This is a diagram of my backyard.

There are two entrances to my backyard: the top left corner (the patio, which is also the roof of the cold cellar), and the top right, which is a recessed stairway to the back door of the basement. That’s also where the downspout is, which by design would then drain at the landing of those stairs. Instead, a little circle denotes my backyard rain barrel. The faint diagonal line across the stair landing represents where my clothesline begins. We’ll start on the patio at 11 o’clock and go counterclockwise through the plan. I’ll describe more than back-of-the-envelope depicts. SPIN, in case you don’t recall from just over a week ago, means Small Plot INtensive.

On the left side of the patio you see a box with plant-like spikey things. This is my tool shed, on which I built a herb garden roof a few years ago. It has chives, tarragon, and oregano. I have to stand on a chair to cut them, but that’s OK – it’s a garden 6 feet in the air, where presently there is none. (The foot-thick wall between me and my neighbour’s patio can’t have plants on top of it because the squirrels kick up the dirt.) There’s also a café table for two that I didn’t draw in. Barbecuing takes place to the right – on the diagonally shaded deck at ground level, next to the stairs, where I put the gas canister yesterday.

Below the patio on the drawing – three and a half feet, in actuality – is a plot where I will string pole beans up to the patio railing. I may plant beets there, and I will plant peas, Swiss chard, spinach, rocket and red endive, and cavolo, which is a geometric form of green cauliflower. I will be very impressed to succeed at all that (there is some doubt!).

Below that, you have my raised deck, under which a skunk may soon return to live. Skunks make great neighbours. That deck is where there’s a limited amount of space for an outdoor table for four, represented smaller than it actually is. I also have an Adirondack chair sitting there, which will be bounded on both sides (and not behind) by two box planters. Those will be for beets, mint, carrots, and bush beans.

To the right of the deck’s box planters and trellis wall is a square that represents my lively composter. It has a beautiful, productive clematis vine behind it that spills purple flowers over the garden wall. To its right, we have a bunch of peonies, a few small rose bushes, some more rambling rose bushes and a volunteer  lilac tree over in the corner. I’ve planted some garlic bulbs there, and I’ll plant dill for weed/seed (pickling dill, still pretty growing next to the roses). I’ve also planted some milkweed there, as I have around the tree in my front yard. Who knows, it may invite some butterflies. If my hawthorn and high-bush cranberry seeds actually sprout, then I will plant them here, next to the corner of the fence.

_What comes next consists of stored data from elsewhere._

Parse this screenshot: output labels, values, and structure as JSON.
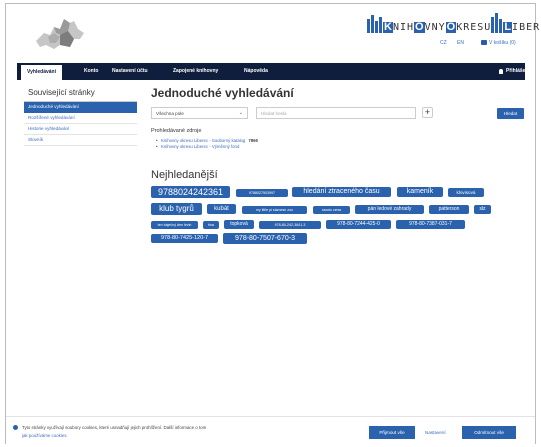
{
  "colors": {
    "brand": "#2a62ad",
    "nav_bg": "#101e3e",
    "link": "#3a6cc0"
  },
  "header": {
    "logo_left_icon": "liberec-region-map-icon",
    "logo_right": {
      "parts": [
        [
          "K",
          "NIH"
        ],
        [
          "O",
          "VNY "
        ],
        [
          "O",
          "KRESU "
        ],
        [
          "L",
          "IBEREC"
        ]
      ]
    },
    "lang_cz": "CZ",
    "lang_en": "EN",
    "cart": "V košíku (0)"
  },
  "nav": {
    "items": [
      "Vyhledávání",
      "Konto",
      "Nastavení účtu",
      "Zapojené knihovny",
      "Nápověda"
    ],
    "login": "Přihlášení"
  },
  "sidebar": {
    "heading": "Související stránky",
    "items": [
      "Jednoduché vyhledávání",
      "Rozšířené vyhledávání",
      "Historie vyhledávání",
      "Slovník"
    ]
  },
  "main": {
    "title": "Jednoduché vyhledávání",
    "select_value": "Všechna pole",
    "search_placeholder": "Hledat hesla",
    "plus": "+",
    "search_button": "Hledat",
    "sources_heading": "Prohledávané zdroje",
    "sources": [
      {
        "name": "Knihovny okresu Liberec - Souborný katalog",
        "count": "7866"
      },
      {
        "name": "Knihovny okresu Liberec - Výměnný fond",
        "count": ""
      }
    ],
    "popular_heading": "Nejhledanější",
    "tags": [
      "9788024242361",
      "9788027503997",
      "hledání ztraceného času",
      "kameník",
      "klovisová",
      "klub tygrů",
      "kubát",
      "my little pi siamese zoo",
      "naruto cenw",
      "pán ledové zahrady",
      "patterson",
      "slz",
      "ten báječný den levin",
      "tina",
      "topková",
      "978-80-242-3641-3",
      "978-80-7244-425-0",
      "978-80-7387-031-7",
      "978-80-7425-120-7",
      "978-80-7507-670-3"
    ]
  },
  "cookie": {
    "text": "Tyto stránky využívají soubory cookies, které usnadňují jejich prohlížení. Další informace o tom",
    "link": "jak používáme cookies.",
    "accept": "Přijmout vše",
    "settings": "Nastavení",
    "reject": "Odmítnout vše"
  }
}
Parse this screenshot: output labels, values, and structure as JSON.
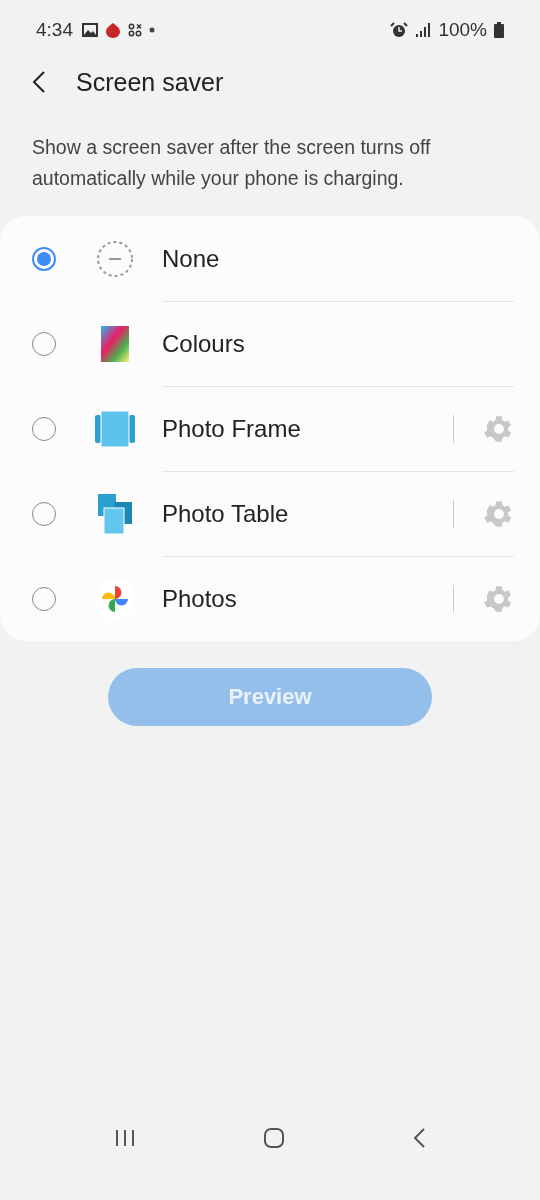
{
  "status_bar": {
    "time": "4:34",
    "battery": "100%"
  },
  "header": {
    "title": "Screen saver"
  },
  "description": "Show a screen saver after the screen turns off automatically while your phone is charging.",
  "options": [
    {
      "label": "None",
      "kind": "none",
      "selected": true,
      "settings": false
    },
    {
      "label": "Colours",
      "kind": "colours",
      "selected": false,
      "settings": false
    },
    {
      "label": "Photo Frame",
      "kind": "frame",
      "selected": false,
      "settings": true
    },
    {
      "label": "Photo Table",
      "kind": "table",
      "selected": false,
      "settings": true
    },
    {
      "label": "Photos",
      "kind": "photos",
      "selected": false,
      "settings": true
    }
  ],
  "preview_button": {
    "label": "Preview",
    "disabled": true
  }
}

Above this garden is the bright canopy of a honey locust tree – not enough shade to kill a garden, just enough to make it a home for birds. A small honey locust volunteered on the right side of the peonies (the flowers next to “garlic” on the map) a few years ago. I’m letting it grow to replace its parent, as one day, its parent will die.

Then there are my cedars to the right of the pond. One towers up 5 meters – the tree-like squiggle on the drawing. It attracts house sparrows, grackles, starlings, cardinals, robins, the occasional house finch, and warblers who come to drink and bathe in my burbling lily pond. Amongst the cedars is a rambling Cabot rose that I never cut; it blooms into late November and peeks over the neighbour’s fence.

Next to the diagonal-filled deck, amongst the daylilies, I may plant some hot pepper bushes. In the small rectangle with “water squiggles,” between the deck and the back stairs, is where I will have my lettuce garden, as you can read. I have six different assortments, so it’ll be a colourful little checkerboard of successive plantings. Lettuce usually does best by replanting, though some will take having their outer leaves harvested while growing taller, eventually bolting and going to seed.

I’ll build the box planters for the deck on the weekend. I’m waiting to find out when the Ville gives away its compost in May, because I will need far more of it than my own little composter can provide for the beds. My immediate next step with this garden is to take two soil samples from the lettuce bed and the pole bean/Swiss chard patches to send away for analysis. Then I need to dig in the compost to plant the seeds and seedlings. This needs to happen this week.

Every single week, I feel guilty for not writing enough, and not spending enough time looking for project management work. As soon as I get out in the garden, that feeling dissipates, I’m happy, and a sense of accomplishment entails.